At the start of business yesterday its all-paper merger with PacifiCorp was worth nearly pounds 13bn. By the close of play, it had melted down to pounds 11.5bn, which just goes to show the kind of margin of error ScottishPower is playing with.

The salutary experience that the US utilities underwent when they came over here and picked off two-thirds of our regional electricity companies has not been enough to deter Ian Robinson, ScottishPower chief executive. Two have returned home with their tails between their legs, another split its Rec in half and a further three are on the block.
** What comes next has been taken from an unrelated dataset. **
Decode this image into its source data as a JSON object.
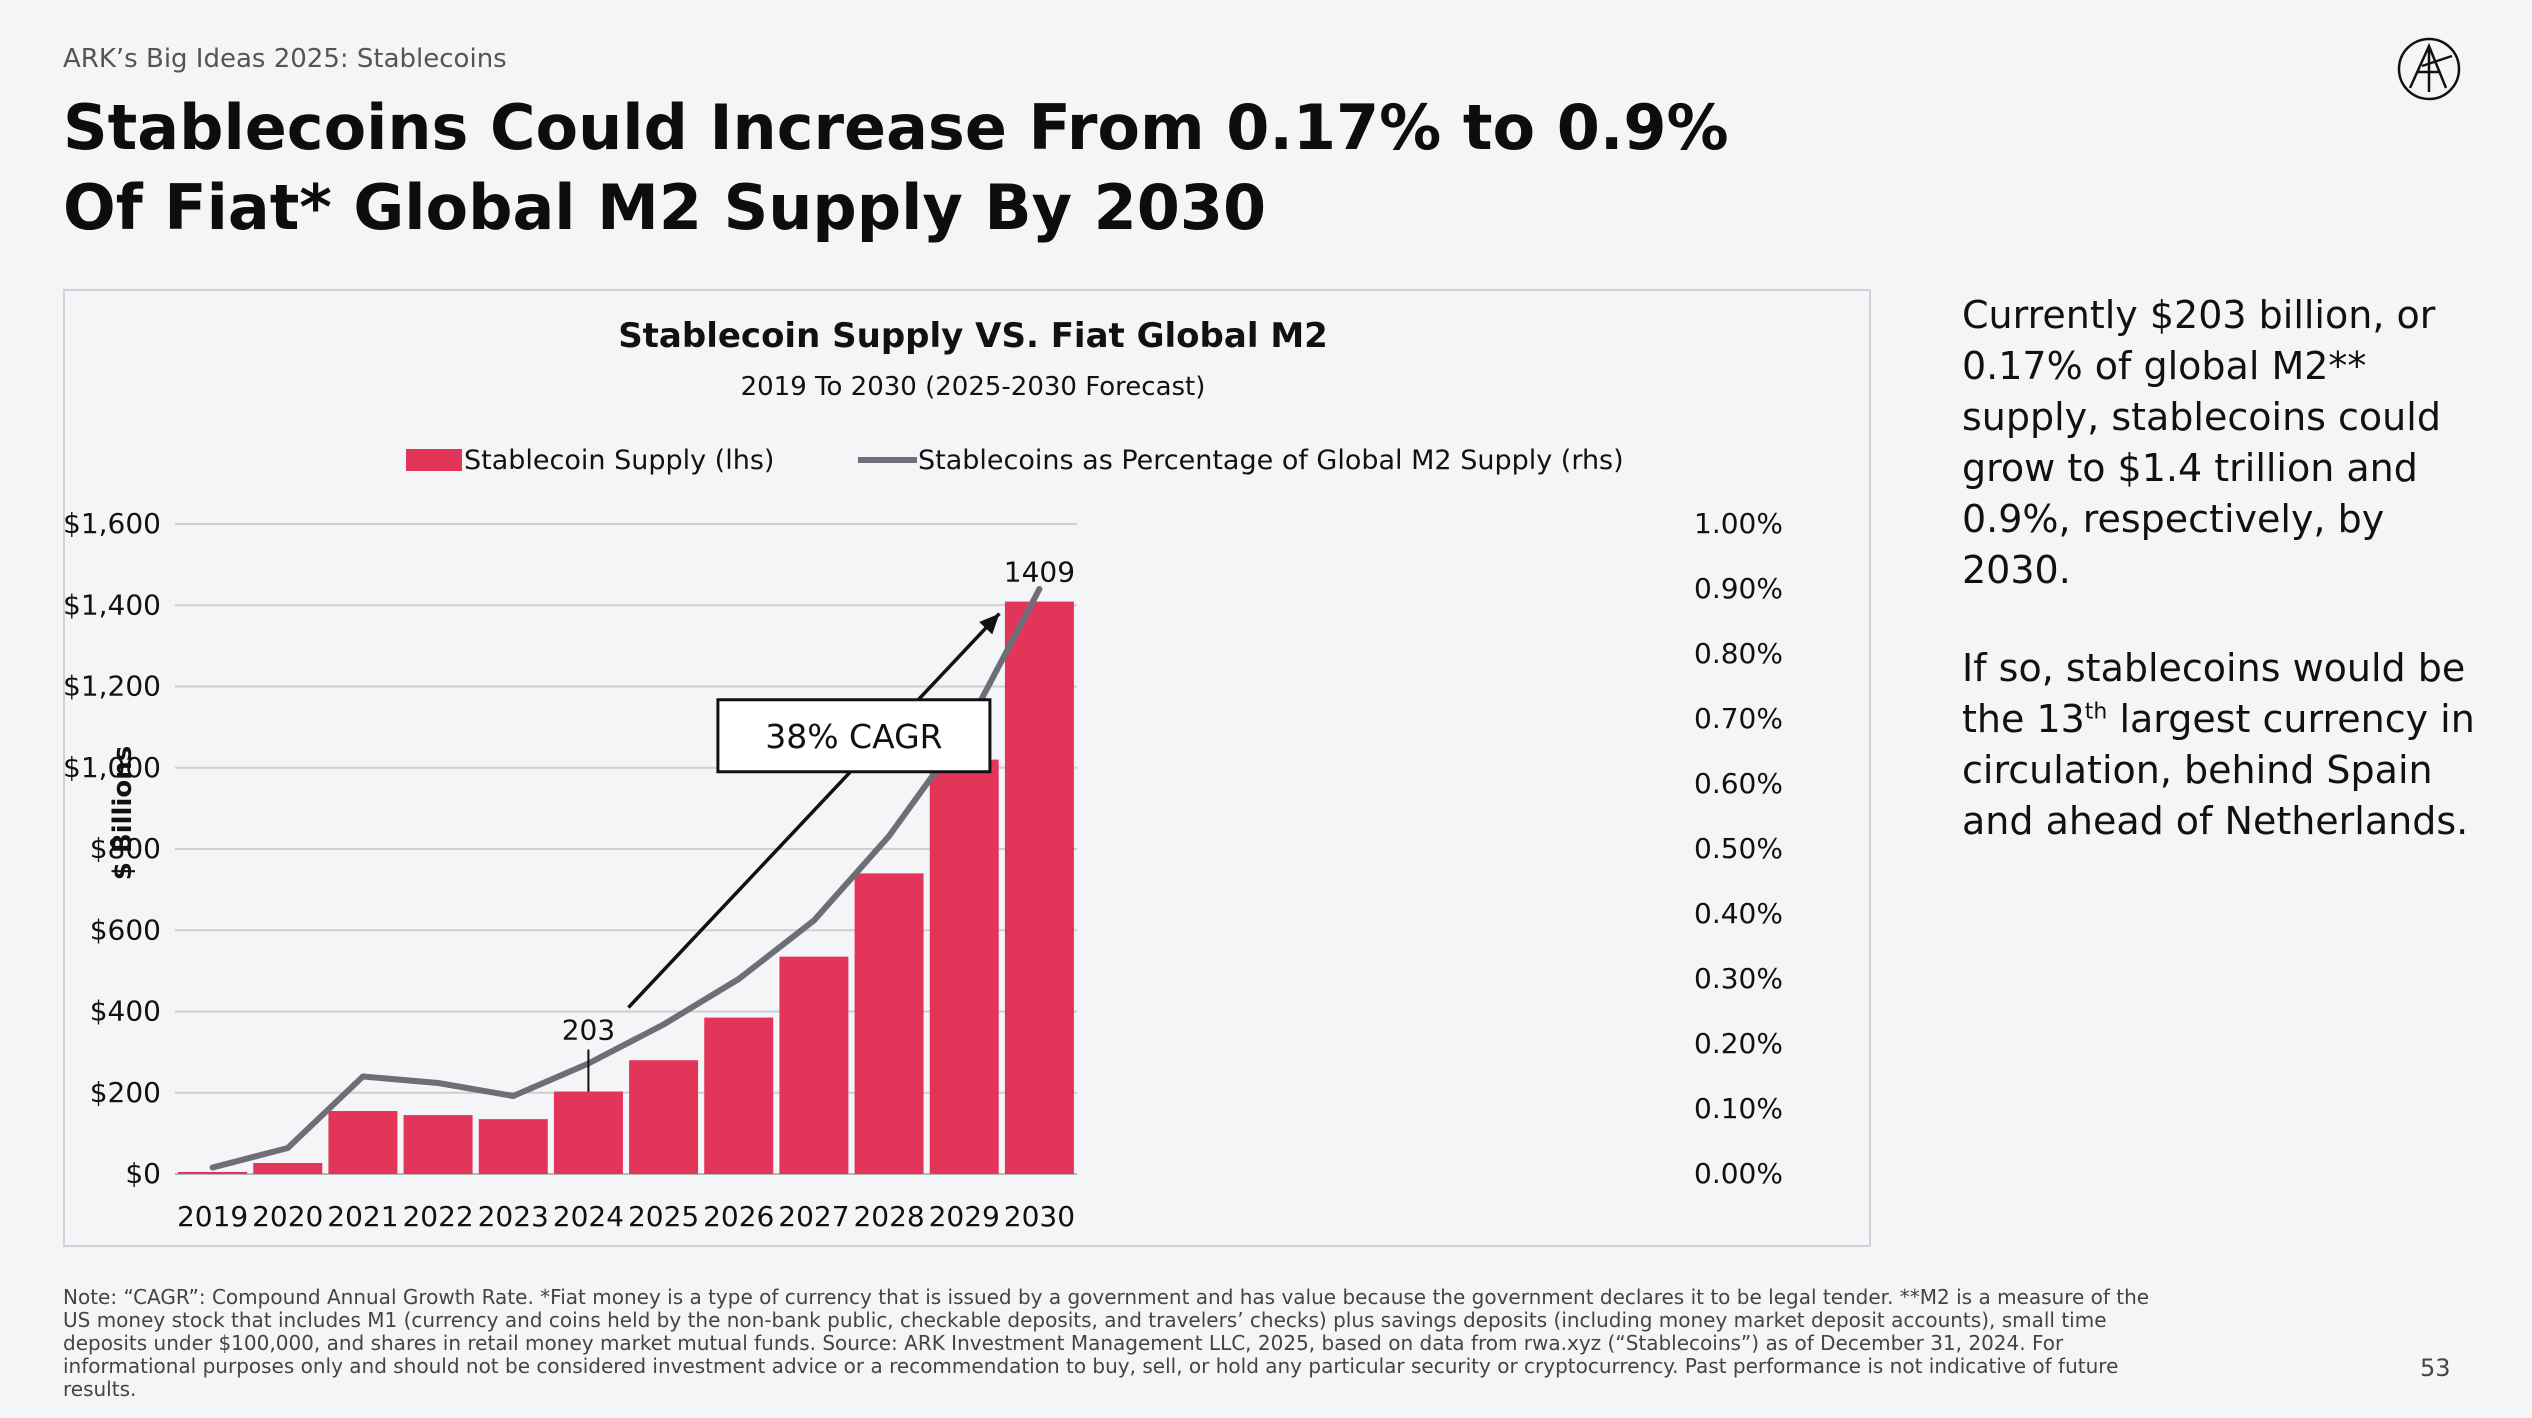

PacifiCorp is 8,000 miles away and governed by a regulatory regime as different as the Atlantic is wide, but the Scots still believe they have plenty to teach the backwoodsmen in Oregon. Unfortunately, the novelty of the US regulatory system is that the more profit the Scots make, the more they will end up sharing the spoils with the customer - always supposing they can achieve the $200m of annual cost savings already targeted. Not like here, where the spoils of efficiency gain go to investors.

Oregon is rich in natural beauty and charm, while all those air miles will keep the Scots and their children in free flights from Glasgow to London the whole year round. But the management headaches alone of running a business on the other side of another continent make this one piece of corporate empire building that will all too probably end in tears. It is hard to see how this merger adds value to either party.